Azure Event Hubs Developer's Guide: Core Concepts

Core Concepts

Event Hubs: The Foundation

Azure Event Hubs is a highly scalable data streaming platform and event ingestion service. It can receive and process millions of events per second. It enables you to process and analyze streaming data in real-time. Think of it as a massive, distributed log that can ingest vast amounts of data from various sources.

Events

An event is a small unit of information. In Event Hubs, an event is typically a serialized record of telemetry, application logs, or any other type of data. Events have a body (the payload) and a set of properties that provide metadata about the event.

Producers and Consumers

Producers are applications or services that send events to an Event Hub. These can be anything from IoT devices generating sensor data to web applications logging user activity.

Consumers are applications or services that read events from an Event Hub. They process the incoming stream of data for various purposes like real-time analytics, data warehousing, or triggering subsequent actions.

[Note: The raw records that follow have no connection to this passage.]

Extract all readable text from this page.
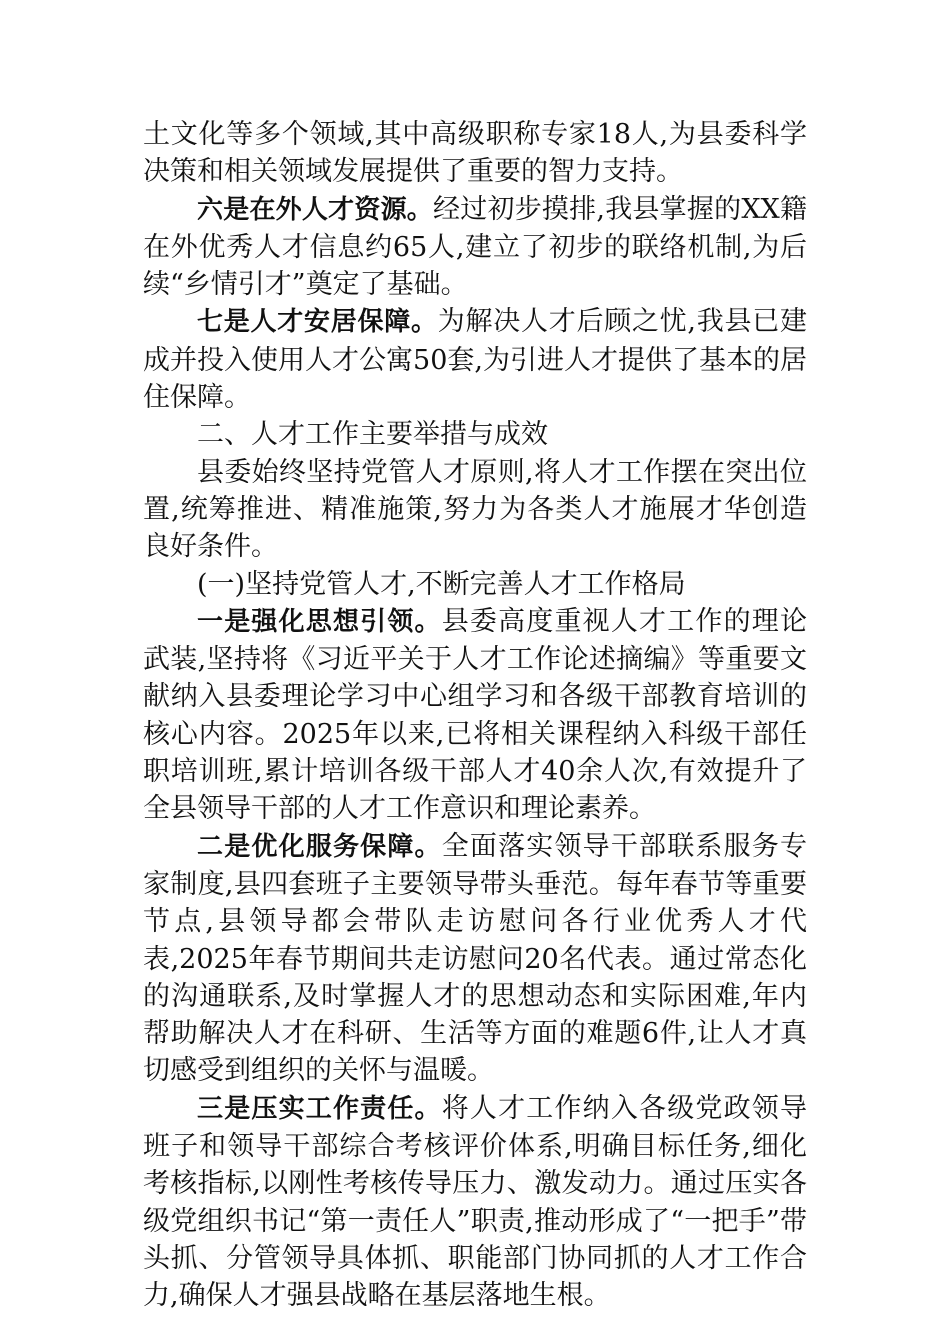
土文化等多个领域,其中高级职称专家18人,为县委科学决策和相关领域发展提供了重要的智力支持。

六是在外人才资源。经过初步摸排,我县掌握的XX籍在外优秀人才信息约65人,建立了初步的联络机制,为后续“乡情引才”奠定了基础。

七是人才安居保障。为解决人才后顾之忧,我县已建成并投入使用人才公寓50套,为引进人才提供了基本的居住保障。

二、人才工作主要举措与成效

县委始终坚持党管人才原则,将人才工作摆在突出位置,统筹推进、精准施策,努力为各类人才施展才华创造良好条件。

(一)坚持党管人才,不断完善人才工作格局

一是强化思想引领。县委高度重视人才工作的理论武装,坚持将《习近平关于人才工作论述摘编》等重要文献纳入县委理论学习中心组学习和各级干部教育培训的核心内容。2025年以来,已将相关课程纳入科级干部任职培训班,累计培训各级干部人才40余人次,有效提升了全县领导干部的人才工作意识和理论素养。

二是优化服务保障。全面落实领导干部联系服务专家制度,县四套班子主要领导带头垂范。每年春节等重要节点,县领导都会带队走访慰问各行业优秀人才代表,2025年春节期间共走访慰问20名代表。通过常态化的沟通联系,及时掌握人才的思想动态和实际困难,年内帮助解决人才在科研、生活等方面的难题6件,让人才真切感受到组织的关怀与温暖。

三是压实工作责任。将人才工作纳入各级党政领导班子和领导干部综合考核评价体系,明确目标任务,细化考核指标,以刚性考核传导压力、激发动力。通过压实各级党组织书记“第一责任人”职责,推动形成了“一把手”带头抓、分管领导具体抓、职能部门协同抓的人才工作合力,确保人才强县战略在基层落地生根。
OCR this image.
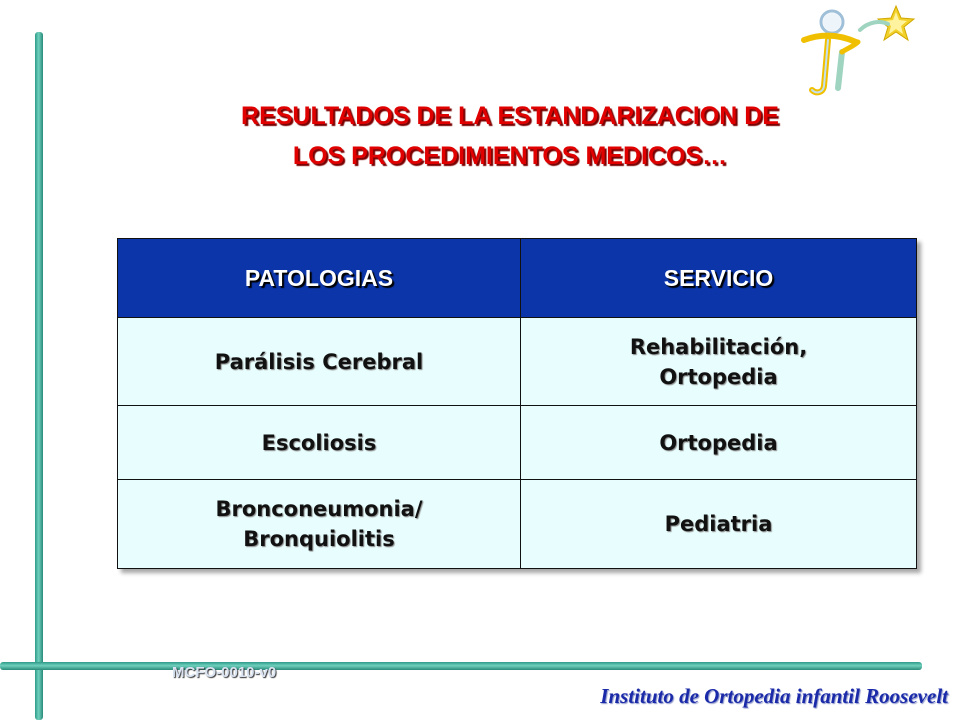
RESULTADOS DE LA ESTANDARIZACION DE
LOS PROCEDIMIENTOS MEDICOS…
PATOLOGIAS	SERVICIO

Parálisis Cerebral	Rehabilitación,
Ortopedia

Escoliosis	Ortopedia

Bronconeumonia/
Bronquiolitis	Pediatria
MCFO-0010-v0
Instituto de Ortopedia infantil Roosevelt
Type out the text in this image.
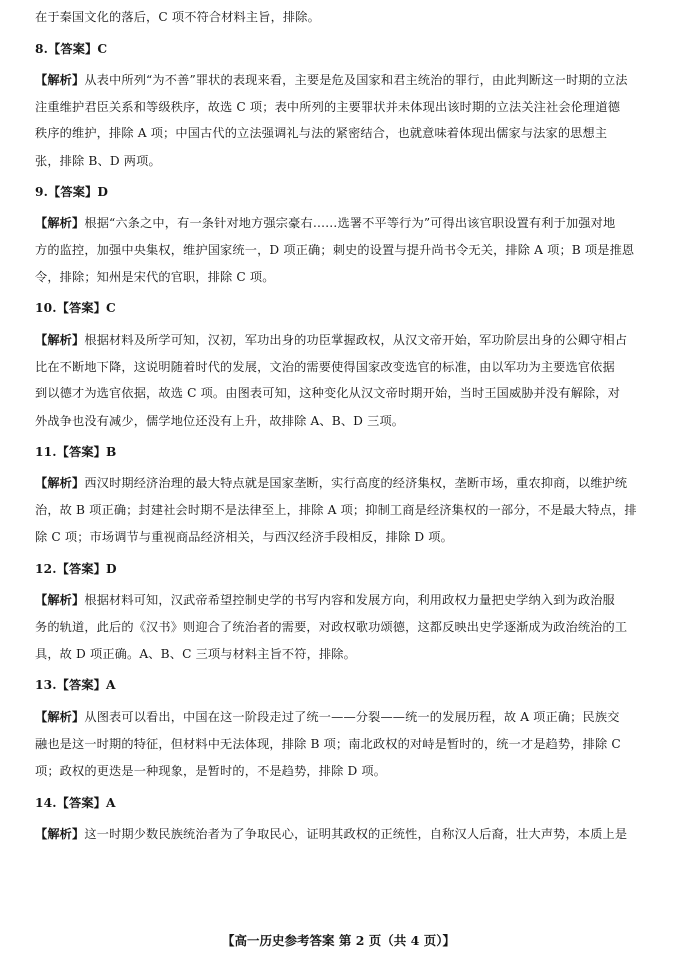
在于秦国文化的落后，C 项不符合材料主旨，排除。
8.【答案】C
【解析】从表中所列“为不善”罪状的表现来看，主要是危及国家和君主统治的罪行，由此判断这一时期的立法
注重维护君臣关系和等级秩序，故选 C 项；表中所列的主要罪状并未体现出该时期的立法关注社会伦理道德
秩序的维护，排除 A 项；中国古代的立法强调礼与法的紧密结合，也就意味着体现出儒家与法家的思想主
张，排除 B、D 两项。
9.【答案】D
【解析】根据“六条之中，有一条针对地方强宗豪右……选署不平等行为”可得出该官职设置有利于加强对地
方的监控，加强中央集权，维护国家统一，D 项正确；刺史的设置与提升尚书令无关，排除 A 项；B 项是推恩
令，排除；知州是宋代的官职，排除 C 项。
10.【答案】C
【解析】根据材料及所学可知，汉初，军功出身的功臣掌握政权，从汉文帝开始，军功阶层出身的公卿守相占
比在不断地下降，这说明随着时代的发展，文治的需要使得国家改变选官的标准，由以军功为主要选官依据
到以德才为选官依据，故选 C 项。由图表可知，这种变化从汉文帝时期开始，当时王国威胁并没有解除，对
外战争也没有减少，儒学地位还没有上升，故排除 A、B、D 三项。
11.【答案】B
【解析】西汉时期经济治理的最大特点就是国家垄断，实行高度的经济集权，垄断市场，重农抑商，以维护统
治，故 B 项正确；封建社会时期不是法律至上，排除 A 项；抑制工商是经济集权的一部分，不是最大特点，排
除 C 项；市场调节与重视商品经济相关，与西汉经济手段相反，排除 D 项。
12.【答案】D
【解析】根据材料可知，汉武帝希望控制史学的书写内容和发展方向，利用政权力量把史学纳入到为政治服
务的轨道，此后的《汉书》则迎合了统治者的需要，对政权歌功颂德，这都反映出史学逐渐成为政治统治的工
具，故 D 项正确。A、B、C 三项与材料主旨不符，排除。
13.【答案】A
【解析】从图表可以看出，中国在这一阶段走过了统一——分裂——统一的发展历程，故 A 项正确；民族交
融也是这一时期的特征，但材料中无法体现，排除 B 项；南北政权的对峙是暂时的，统一才是趋势，排除 C
项；政权的更迭是一种现象，是暂时的，不是趋势，排除 D 项。
14.【答案】A
【解析】这一时期少数民族统治者为了争取民心，证明其政权的正统性，自称汉人后裔，壮大声势，本质上是
【高一历史参考答案 第 2 页（共 4 页）】
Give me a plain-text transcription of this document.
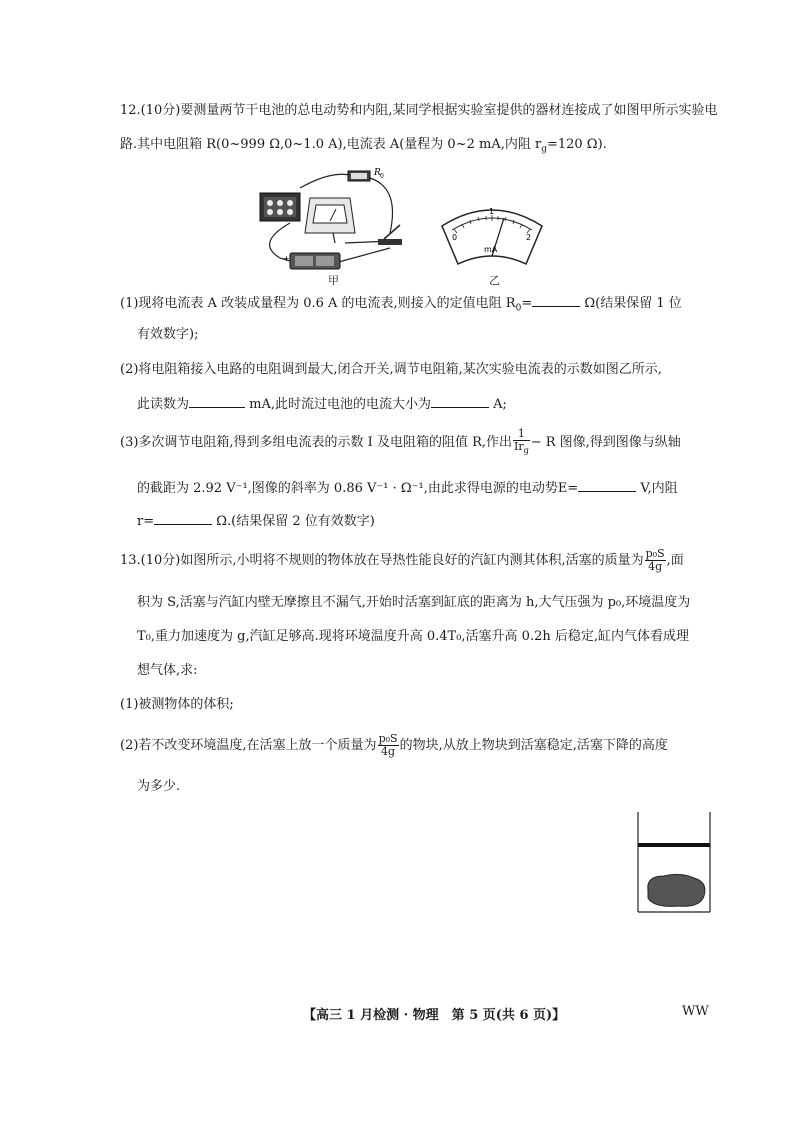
12.(10分)要测量两节干电池的总电动势和内阻,某同学根据实验室提供的器材连接成了如图甲所示实验电
路.其中电阻箱 R(0~999 Ω,0~1.0 A),电流表 A(量程为 0~2 mA,内阻 $r_g=120$ Ω).
R 0
+
甲
0
1
2
mA
乙
(1)现将电流表 A 改装成量程为 0.6 A 的电流表,则接入的定值电阻 $R_0=$	Ω(结果保留 1 位
有效数字);
(2)将电阻箱接入电路的电阻调到最大,闭合开关,调节电阻箱,某次实验电流表的示数如图乙所示,
此读数为	mA,此时流过电池的电流大小为	A;
(3)多次调节电阻箱,得到多组电流表的示数 I 及电阻箱的阻值 R,作出 $\frac{1}{Ir_g} - R$ 图像,得到图像与纵轴
的截距为 2.92 V⁻¹,图像的斜率为 0.86 V⁻¹ · Ω⁻¹,由此求得电源的电动势E=	V,内阻
r=	Ω.(结果保留 2 位有效数字)
13.(10分)如图所示,小明将不规则的物体放在导热性能良好的汽缸内测其体积,活塞的质量为 $\frac{\text{p₀S}}{4g}$ ,面
积为 S,活塞与汽缸内壁无摩擦且不漏气,开始时活塞到缸底的距离为 h,大气压强为 p₀,环境温度为
T₀,重力加速度为 g,汽缸足够高.现将环境温度升高 0.4T₀,活塞升高 0.2h 后稳定,缸内气体看成理
想气体,求:
(1)被测物体的体积;
(2)若不改变环境温度,在活塞上放一个质量为 $\frac{\text{p₀S}}{4g}$ 的物块,从放上物块到活塞稳定,活塞下降的高度
为多少.
【高三 1 月检测 · 物理　第 5 页(共 6 页)】	WW
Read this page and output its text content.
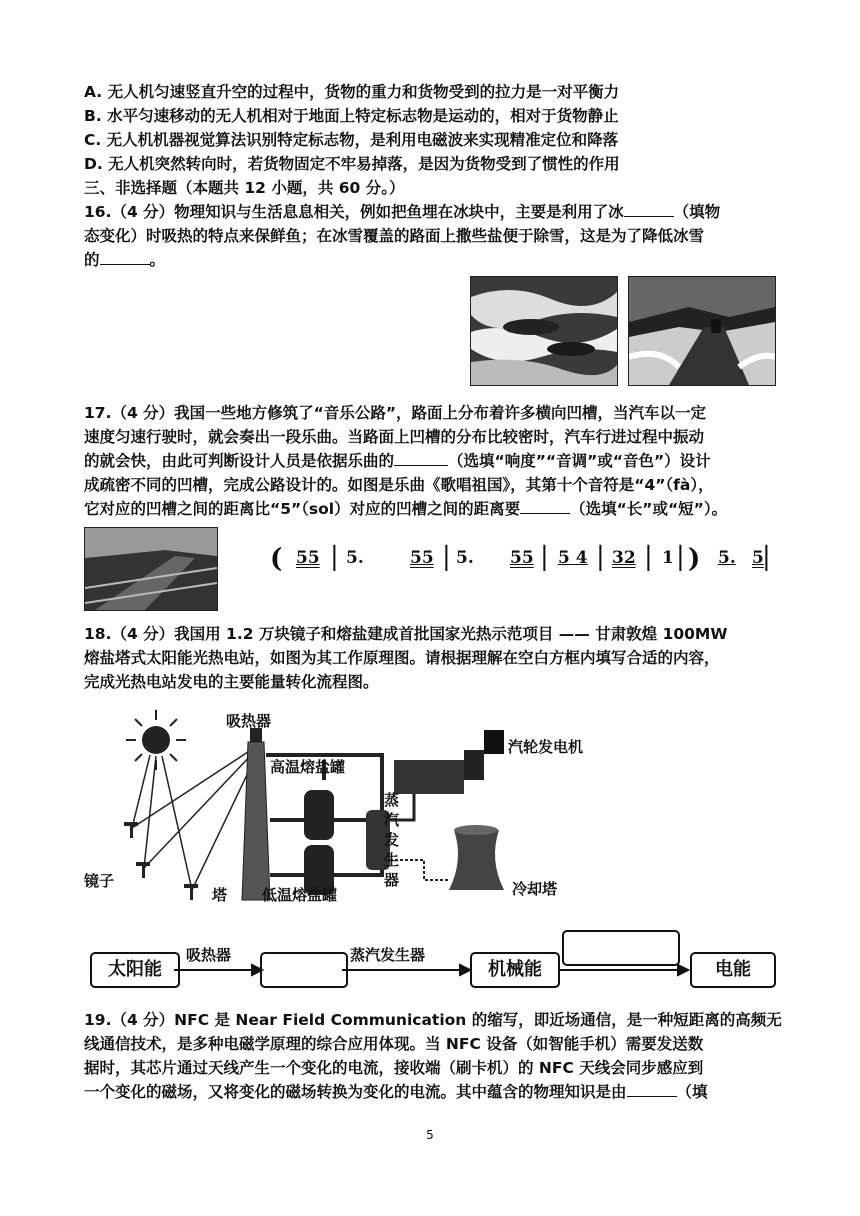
A. 无人机匀速竖直升空的过程中，货物的重力和货物受到的拉力是一对平衡力
B. 水平匀速移动的无人机相对于地面上特定标志物是运动的，相对于货物静止
C. 无人机机器视觉算法识别特定标志物，是利用电磁波来实现精准定位和降落
D. 无人机突然转向时，若货物固定不牢易掉落，是因为货物受到了惯性的作用
三、非选择题（本题共 12 小题，共 60 分。）
16.（4 分）物理知识与生活息息相关，例如把鱼埋在冰块中，主要是利用了冰	（填物
态变化）时吸热的特点来保鲜鱼；在冰雪覆盖的路面上撒些盐便于除雪，这是为了降低冰雪
的	。
17.（4 分）我国一些地方修筑了“音乐公路”，路面上分布着许多横向凹槽，当汽车以一定
速度匀速行驶时，就会奏出一段乐曲。当路面上凹槽的分布比较密时，汽车行进过程中振动
的就会快，由此可判断设计人员是依据乐曲的	（选填“响度”“音调”或“音色”）设计
成疏密不同的凹槽，完成公路设计的。如图是乐曲《歌唱祖国》，其第十个音符是“4”（fà），
它对应的凹槽之间的距离比“5”（sol）对应的凹槽之间的距离要	（选填“长”或“短”）。
( 55 | 5.	55 | 5. 55 | 5 4 | 32 | 1 | ) 5. 5
|
18.（4 分）我国用 1.2 万块镜子和熔盐建成首批国家光热示范项目 —— 甘肃敦煌 100MW
熔盐塔式太阳能光热电站，如图为其工作原理图。请根据理解在空白方框内填写合适的内容，
完成光热电站发电的主要能量转化流程图。
吸热器
高温熔盐罐
蒸汽发生器
汽轮发电机
镜子
塔 低温熔盐罐	冷却塔
太阳能
吸热器	蒸汽发生器
机械能	电能
19.（4 分）NFC 是 Near Field Communication 的缩写，即近场通信，是一种短距离的高频无
线通信技术，是多种电磁学原理的综合应用体现。当 NFC 设备（如智能手机）需要发送数
据时，其芯片通过天线产生一个变化的电流，接收端（刷卡机）的 NFC 天线会同步感应到
一个变化的磁场，又将变化的磁场转换为变化的电流。其中蕴含的物理知识是由	（填
5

Namespaces, Event Hubs, and Partitions

The structure of Event Hubs follows a hierarchical model:

Namespace: A logical container for one or more Event Hubs. It provides a unique scope and management boundary. All Event Hubs within a namespace share common settings, such as region and authentication methods.
Event Hub: The actual data stream within a namespace. This is where events are sent and from where they are consumed. An Event Hub can have one or more partitions.
Partition: An Event Hub is divided into one or more partitions. Partitions are ordered, immutable sequences of events. Data is appended to partitions. This partitioning is key to Event Hubs' scalability and ability to handle high throughput. Consumers can read from partitions independently.

                    Key takeaway: Events are published to an Event Hub, which is composed of multiple ordered partitions. Producers send events, and consumers read them.
                

Consumer Groups

To allow multiple applications to independently consume events from the same Event Hub without interfering with each other, Event Hubs uses the concept of consumer groups. Each consumer group maintains its own read position within each partition. This means different applications can process the data stream at their own pace and with their own logic.

When you create an Event Hub, a default consumer group named $Default is automatically created. You can create additional consumer groups for specific application needs.

Partition Keys

Producers can specify a partition key when sending an event. If a partition key is provided, Event Hubs uses a hash of the partition key to deterministically select a partition for the event. This ensures that all events with the same partition key are sent to the same partition. This is crucial for maintaining order within a specific entity (e.g., all events for a specific device should go to the same partition).

If no partition key is specified, Event Hubs distributes events across partitions in a round-robin fashion, which maximizes throughput but doesn't guarantee ordering for specific entities.

Offsets

Each event within a partition is assigned a sequential, ordered identifier called an offset. Consumers use offsets to track their progress in reading events from a partition. An offset represents the position of an event within a partition. Consumers can restart reading from a specific offset if needed.

// Example of event structure
{
  "body": {
    "sensorId": "sensor-123",
    "timestamp": "2023-10-27T10:00:00Z",
    "value": 25.5
  },
  "properties": {
    "contentType": "application/json"
  }
}

Throughput and Quotas

Event Hubs is designed for high throughput. The specific throughput limits depend on the Event Hubs tier (Basic, Standard, Premium) and the number of partitions. Understanding these limits is important for designing scalable and performant streaming solutions.

Retention Policy

Event Hubs retains events for a configurable period, known as the retention period. After the retention period expires, events are automatically deleted. This policy helps manage storage costs and ensures that only relevant data is kept.